Before trying to activate the SmartBMS, we recommend double checking the following items:
- Check the cell voltages with a Digital Multimeter. They should be between 2.8v and 3.65v for LiFePO4. If any cell is out of range, use an appropriate charger or resistor to bring the cells within range. We highly recommend top-balancing your cells to 3.6v prior to building your pack & hooking up your BMS.
- Check the voltages between adjacent pins on the balance harness. They should match the cell voltages. This step may seem pointless if you are certain that all of the wires are properly connected, but if you have a break or poor connection in any of the balance leads, you will find it when preforming this test.

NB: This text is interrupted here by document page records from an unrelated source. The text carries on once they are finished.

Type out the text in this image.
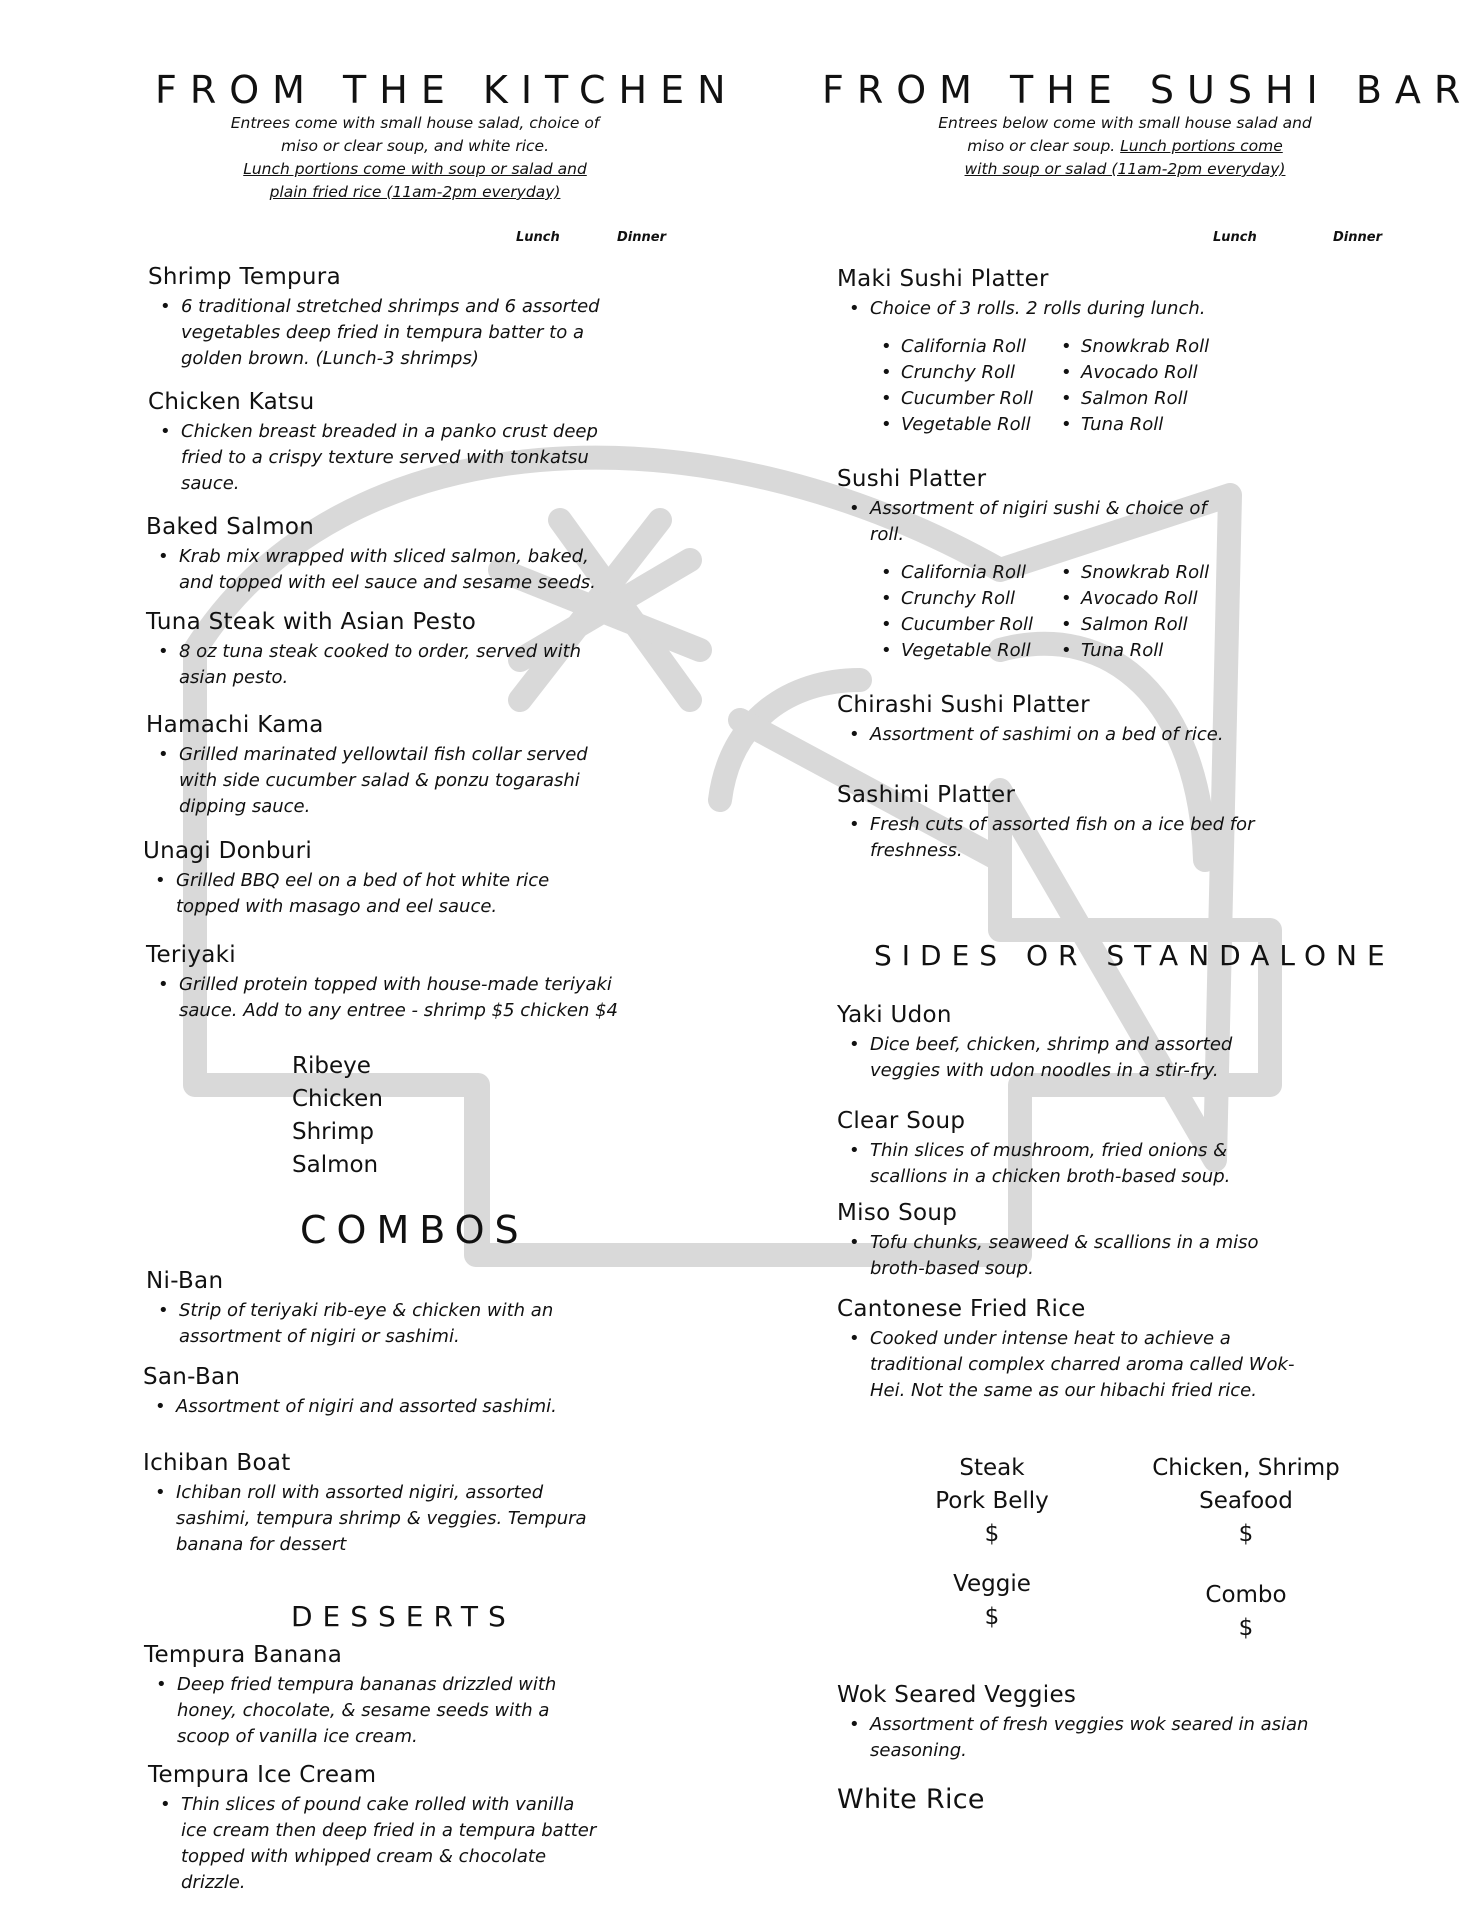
FROM THE KITCHEN
Entrees come with small house salad, choice of
miso or clear soup, and white rice.
Lunch portions come with soup or salad and
plain fried rice (11am-2pm everyday)
Lunch	Dinner
Shrimp Tempura
• 6 traditional stretched shrimps and 6 assorted vegetables deep fried in tempura batter to a golden brown. (Lunch-3 shrimps)
Chicken Katsu
• Chicken breast breaded in a panko crust deep fried to a crispy texture served with tonkatsu sauce.
Baked Salmon
• Krab mix wrapped with sliced salmon, baked, and topped with eel sauce and sesame seeds.
Tuna Steak with Asian Pesto
• 8 oz tuna steak cooked to order, served with asian pesto.
Hamachi Kama
• Grilled marinated yellowtail fish collar served with side cucumber salad & ponzu togarashi dipping sauce.
Unagi Donburi
• Grilled BBQ eel on a bed of hot white rice topped with masago and eel sauce.
Teriyaki
• Grilled protein topped with house-made teriyaki sauce. Add to any entree - shrimp $5 chicken $4
Ribeye
Chicken
Shrimp
Salmon
COMBOS
Ni-Ban
• Strip of teriyaki rib-eye & chicken with an assortment of nigiri or sashimi.
San-Ban
• Assortment of nigiri and assorted sashimi.
Ichiban Boat
• Ichiban roll with assorted nigiri, assorted sashimi, tempura shrimp & veggies. Tempura banana for dessert
DESSERTS
Tempura Banana
• Deep fried tempura bananas drizzled with honey, chocolate, & sesame seeds with a scoop of vanilla ice cream.
Tempura Ice Cream
• Thin slices of pound cake rolled with vanilla ice cream then deep fried in a tempura batter topped with whipped cream & chocolate drizzle.
FROM THE SUSHI BAR
Entrees below come with small house salad and
miso or clear soup. Lunch portions come
with soup or salad (11am-2pm everyday)
Lunch	Dinner
Maki Sushi Platter
• Choice of 3 rolls. 2 rolls during lunch.
• California Roll	• Snowkrab Roll
• Crunchy Roll	• Avocado Roll
• Cucumber Roll	• Salmon Roll
• Vegetable Roll	• Tuna Roll
Sushi Platter
• Assortment of nigiri sushi & choice of roll.
• California Roll	• Snowkrab Roll
• Crunchy Roll	• Avocado Roll
• Cucumber Roll	• Salmon Roll
• Vegetable Roll	• Tuna Roll
Chirashi Sushi Platter
• Assortment of sashimi on a bed of rice.
Sashimi Platter
• Fresh cuts of assorted fish on a ice bed for freshness.
SIDES OR STANDALONE
Yaki Udon
• Dice beef, chicken, shrimp and assorted veggies with udon noodles in a stir-fry.
Clear Soup
• Thin slices of mushroom, fried onions & scallions in a chicken broth-based soup.
Miso Soup
• Tofu chunks, seaweed & scallions in a miso broth-based soup.
Cantonese Fried Rice
• Cooked under intense heat to achieve a traditional complex charred aroma called Wok-Hei. Not the same as our hibachi fried rice.
Steak
Pork Belly
$
Chicken, Shrimp
Seafood
$
Veggie
$
Combo
$
Wok Seared Veggies
• Assortment of fresh veggies wok seared in asian seasoning.
White Rice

- Ensure the “NTC” probe is plugged in even if you do not desire low-temp protection. If this probe is missing or damaged, then the BMS will read a temperature of -40°C and prevent activation.
Note: This method will not work with some “smart” battery chargers that must see battery voltage on their output terminals.
When the BMS arrives to you, before you hook it up to your system, it seem obvious that the BMS is de-activated because it is not connected to any batteries. The balance header is seeing 0 volts on each cell, which is far below the low voltage disconnect. Why are we stating the obvious you may be asking?
In this state, the BMS must not only see a cell voltage on the balance header that is within range, but the internal shunt in the BMS must see charge current flowing into the batteries before it will fully activate. When the BMS is in a low-voltage disconnect, the BMS will ONLY allow charge current to flow into the battery, and will not allow current to flow out of the battery, which is why this will not work for “smart” battery chargers which wait to be connected up to a battery before they enable charge current…for safety reasons. I’m sure by this point you can understand why this makes activation of the BMS complicated and/or confusing.
Tl; dr: If your charger is not too smart for its own good, turning it on will pass power into the batteries activating the BMS on the way.
As mentioned in Mothod #3, some “smart” battery chargers and Inverter/chargers are unable to turn on if they do not have battery voltage present on their output terminals. A workaround, and why this section is noted as “Advance Users Only” is to briefly bypass the BMS. This is a 4 step process:
- Turn on the charger, it will likely flash an error saying “no battery” or something similar.
- Using a piece of wire, bypass/jumper from the blue B- terminal to the black P- terminal of the BMS, which will allow the charger to see voltage from the batteries.
- At this point the charger should have kicked in, which you can typically observe from fans running, or indicator lights saying “charging”
- Remove the jumper wire shortly after the charger has started. The charge current will now re-divert through the BMS, activating it. The system now is ready for use.
This process may need to be repeated if the BMS goes into a low-voltage disconnect state, because the only way to recover from a low-voltage disconnect state is to charge the batteries. We highly recommend using Method #1 instead as it is far safer and easier to repeat.